Dale has sound advice to offer on the subject of texts. To treat a text as a mere motto is unjustifiable. The text should not be chosen to display the preacher’s cleverness or ingenuity like the man who preached on Ezra’s nine and twenty knives. Dale suggests that the sermon was remarkable for what the preacher put into it rather than what he got out of it.
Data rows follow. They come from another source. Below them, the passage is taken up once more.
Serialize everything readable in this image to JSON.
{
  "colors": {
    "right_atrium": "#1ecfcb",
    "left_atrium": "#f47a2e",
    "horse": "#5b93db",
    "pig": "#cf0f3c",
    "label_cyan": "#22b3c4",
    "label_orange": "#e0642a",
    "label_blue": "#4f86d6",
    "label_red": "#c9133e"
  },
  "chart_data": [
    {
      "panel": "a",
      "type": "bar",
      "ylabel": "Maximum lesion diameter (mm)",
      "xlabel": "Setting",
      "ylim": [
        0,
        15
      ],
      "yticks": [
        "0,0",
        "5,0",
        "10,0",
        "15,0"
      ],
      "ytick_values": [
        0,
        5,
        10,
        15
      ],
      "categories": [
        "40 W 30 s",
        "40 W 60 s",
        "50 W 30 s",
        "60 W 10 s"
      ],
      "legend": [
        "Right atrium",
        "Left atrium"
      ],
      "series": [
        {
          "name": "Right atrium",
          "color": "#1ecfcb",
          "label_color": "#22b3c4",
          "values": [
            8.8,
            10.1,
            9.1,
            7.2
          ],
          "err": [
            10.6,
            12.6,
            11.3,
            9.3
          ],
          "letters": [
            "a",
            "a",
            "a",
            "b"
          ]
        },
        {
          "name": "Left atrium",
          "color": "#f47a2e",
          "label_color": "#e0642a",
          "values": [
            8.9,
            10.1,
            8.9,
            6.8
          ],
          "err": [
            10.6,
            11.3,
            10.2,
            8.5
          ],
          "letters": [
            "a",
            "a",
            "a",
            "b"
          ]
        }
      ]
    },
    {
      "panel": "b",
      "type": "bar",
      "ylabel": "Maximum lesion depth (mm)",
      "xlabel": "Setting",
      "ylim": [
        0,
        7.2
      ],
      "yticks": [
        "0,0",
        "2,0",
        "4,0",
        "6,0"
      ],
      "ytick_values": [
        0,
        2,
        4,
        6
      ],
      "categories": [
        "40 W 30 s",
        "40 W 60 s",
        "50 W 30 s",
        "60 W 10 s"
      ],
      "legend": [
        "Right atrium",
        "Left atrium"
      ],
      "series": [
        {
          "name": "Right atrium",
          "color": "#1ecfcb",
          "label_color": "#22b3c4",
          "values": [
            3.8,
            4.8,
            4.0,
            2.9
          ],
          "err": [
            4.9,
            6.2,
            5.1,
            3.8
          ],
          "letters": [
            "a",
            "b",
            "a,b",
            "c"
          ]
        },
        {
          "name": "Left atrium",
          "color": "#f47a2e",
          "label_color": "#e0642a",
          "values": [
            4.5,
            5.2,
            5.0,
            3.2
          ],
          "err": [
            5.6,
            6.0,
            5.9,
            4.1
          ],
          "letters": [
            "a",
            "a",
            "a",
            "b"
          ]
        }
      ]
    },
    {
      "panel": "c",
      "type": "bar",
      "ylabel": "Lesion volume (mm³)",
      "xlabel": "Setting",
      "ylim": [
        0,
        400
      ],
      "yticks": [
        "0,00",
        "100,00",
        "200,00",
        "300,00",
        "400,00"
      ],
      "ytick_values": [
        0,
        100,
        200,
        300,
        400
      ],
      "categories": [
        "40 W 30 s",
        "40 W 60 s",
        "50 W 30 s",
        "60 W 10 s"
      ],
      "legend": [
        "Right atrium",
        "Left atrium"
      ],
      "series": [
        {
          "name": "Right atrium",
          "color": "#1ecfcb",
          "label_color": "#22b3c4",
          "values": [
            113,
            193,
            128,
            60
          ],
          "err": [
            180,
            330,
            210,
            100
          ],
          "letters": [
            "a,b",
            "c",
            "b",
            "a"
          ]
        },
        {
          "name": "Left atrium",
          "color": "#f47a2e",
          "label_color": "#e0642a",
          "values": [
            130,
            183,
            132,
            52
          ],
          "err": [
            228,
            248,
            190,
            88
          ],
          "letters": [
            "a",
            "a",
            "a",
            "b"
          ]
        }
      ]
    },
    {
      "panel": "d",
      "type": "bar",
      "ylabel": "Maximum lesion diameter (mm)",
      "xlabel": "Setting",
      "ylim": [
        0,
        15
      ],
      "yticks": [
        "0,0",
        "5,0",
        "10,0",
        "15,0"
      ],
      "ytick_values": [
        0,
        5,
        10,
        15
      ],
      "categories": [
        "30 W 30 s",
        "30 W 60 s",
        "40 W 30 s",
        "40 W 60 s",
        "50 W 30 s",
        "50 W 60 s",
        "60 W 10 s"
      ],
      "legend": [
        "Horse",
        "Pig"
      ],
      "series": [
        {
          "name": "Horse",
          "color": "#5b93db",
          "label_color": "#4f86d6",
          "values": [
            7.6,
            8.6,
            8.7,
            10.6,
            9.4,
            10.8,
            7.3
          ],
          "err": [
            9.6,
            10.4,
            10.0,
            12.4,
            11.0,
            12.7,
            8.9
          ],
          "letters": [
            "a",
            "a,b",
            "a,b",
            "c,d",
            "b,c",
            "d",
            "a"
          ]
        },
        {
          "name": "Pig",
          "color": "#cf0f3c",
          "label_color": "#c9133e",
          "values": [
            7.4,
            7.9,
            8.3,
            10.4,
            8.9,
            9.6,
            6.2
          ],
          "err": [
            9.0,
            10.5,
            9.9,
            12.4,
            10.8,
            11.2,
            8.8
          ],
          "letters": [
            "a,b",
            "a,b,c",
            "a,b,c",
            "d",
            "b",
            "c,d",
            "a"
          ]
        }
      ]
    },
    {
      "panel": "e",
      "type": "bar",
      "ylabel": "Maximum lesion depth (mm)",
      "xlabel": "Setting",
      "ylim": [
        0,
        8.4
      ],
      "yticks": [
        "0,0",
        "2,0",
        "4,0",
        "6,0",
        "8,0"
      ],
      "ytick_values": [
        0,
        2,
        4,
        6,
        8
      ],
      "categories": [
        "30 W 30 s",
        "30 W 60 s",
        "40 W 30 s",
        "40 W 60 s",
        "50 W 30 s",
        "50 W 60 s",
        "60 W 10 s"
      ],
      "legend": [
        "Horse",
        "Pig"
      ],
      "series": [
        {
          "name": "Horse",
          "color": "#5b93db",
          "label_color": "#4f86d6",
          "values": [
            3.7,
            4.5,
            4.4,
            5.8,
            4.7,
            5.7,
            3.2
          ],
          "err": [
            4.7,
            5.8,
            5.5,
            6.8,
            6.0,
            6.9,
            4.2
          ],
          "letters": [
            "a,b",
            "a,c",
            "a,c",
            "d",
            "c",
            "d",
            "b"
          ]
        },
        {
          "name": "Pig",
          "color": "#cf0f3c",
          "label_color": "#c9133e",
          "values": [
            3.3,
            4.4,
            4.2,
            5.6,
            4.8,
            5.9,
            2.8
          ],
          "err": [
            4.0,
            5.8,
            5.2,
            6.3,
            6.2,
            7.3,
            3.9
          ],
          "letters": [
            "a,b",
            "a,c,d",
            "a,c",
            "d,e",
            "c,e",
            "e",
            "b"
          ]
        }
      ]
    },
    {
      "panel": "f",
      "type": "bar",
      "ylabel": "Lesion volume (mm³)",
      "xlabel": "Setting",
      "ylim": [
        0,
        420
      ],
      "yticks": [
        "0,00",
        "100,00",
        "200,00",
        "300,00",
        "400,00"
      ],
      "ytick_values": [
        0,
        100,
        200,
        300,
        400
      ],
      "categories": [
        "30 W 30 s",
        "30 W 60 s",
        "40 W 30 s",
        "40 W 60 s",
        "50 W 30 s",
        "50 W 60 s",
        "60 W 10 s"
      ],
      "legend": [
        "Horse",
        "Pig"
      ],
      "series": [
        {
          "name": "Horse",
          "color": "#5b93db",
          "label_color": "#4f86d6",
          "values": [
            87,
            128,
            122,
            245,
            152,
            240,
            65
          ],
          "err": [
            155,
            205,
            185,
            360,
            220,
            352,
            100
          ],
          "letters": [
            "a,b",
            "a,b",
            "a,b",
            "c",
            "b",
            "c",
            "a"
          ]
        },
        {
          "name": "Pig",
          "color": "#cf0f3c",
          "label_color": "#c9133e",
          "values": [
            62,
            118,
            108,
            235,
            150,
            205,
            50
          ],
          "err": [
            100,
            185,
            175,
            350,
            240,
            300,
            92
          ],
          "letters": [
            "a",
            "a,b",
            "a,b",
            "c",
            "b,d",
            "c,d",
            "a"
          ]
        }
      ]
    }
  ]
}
“For myself, I like to listen to a good preacher and I have no objection in the world to being amused by the tricks of a clever conjuror; but I prefer to keep the conjuring and the preaching separate; conjuring on Sunday morning, conjuring in church, conjuring with texts of Scripture, is not quite to my taste.”16
George Barber, a former assistant to Dale, recalls how he disliked “fancy sermons.”
“We had been speaking of various kinds of preaching, and I had suggested a certain text as a good one for a sermon. He was not a little amused, and replied: ‘Yes, it would make a good fancy sermon, but fancy sermons are useless things. No doubt they attract the people and please them, but they are not wholesome enough to do any lasting good’.”17
On the other hand, Dale recognized that there was considerable risk in choosing a text in which a truth is stated so sublimely that the text creates expectations which the sermon cannot fulfill. As a rule he felt it was wise to avoid texts that are very sublime, very striking, or very remarkable for their imaginative beauty.
In Dale’s opinion, the accumulation of materials should precede the making of the plan of the sermon. The answer to the question, “what is the sermon to do?” determines the method of preparation. He did not think it always necessary or advisable to announce the divisions of a sermon. The wise preacher will seek not only to suit his message to the needs of the people, but at the same time declare the whole counsel of God, using the Christian festivals to bring before the people the great facts underlying the faith.
Dale urged the value of expository preaching, because “exposition will do something to protect you from the desultoriness and want of method which is one of the gravest faults of modern preaching, and which is one of the chief causes that it conveys so little definite and systematic instruction. Our practice of preaching from texts has accustomed people to try what they can discover in single sentences, and even single phrases, of the Bible, and to disregard the general current and structure of the argument or history.”18
Dale is a writer we cannot afford to ignore. He is still a preacher from whose principles we can learn. In his day there was no abler interpreter of evangelical truth. His chief merit was a depth that was never narrow and a breadth that was never shallow. He was manysided, rich in his interests, clear and compact in thought.
1. A. W. W. Dale, Life of R. W. Dale, p. 324.
2. op. cit., p. 590.
3. op. cit., pp. 642-3.
4. op. cit., p. 143.
5. Horton Davies, Worship and Theology in England from Newman to Martineau, p. 324.
6. Life of R. W. Dale, p. 399.
7. W. R. Nicoll, Princes of the Church, p. 79.
8. Horton Davies, op. cit., p. 331.
9. R. W. Dale, Nine Lectures on Preaching, p. 158.
10. op. cit., p. 171.
11. Life of R. W. Dale. p. 696.
12. op. cit., p. 641.
13. op. cit., p. 644.
14. Life of R. W. Dale, pp. 590-3.
15. Nine Lectures on Preaching, p. 93.
16. op. cit., p. 127.
17. Life of R. W. Dale, p. 642.
18. Nine Lectures on Preaching, p. 232.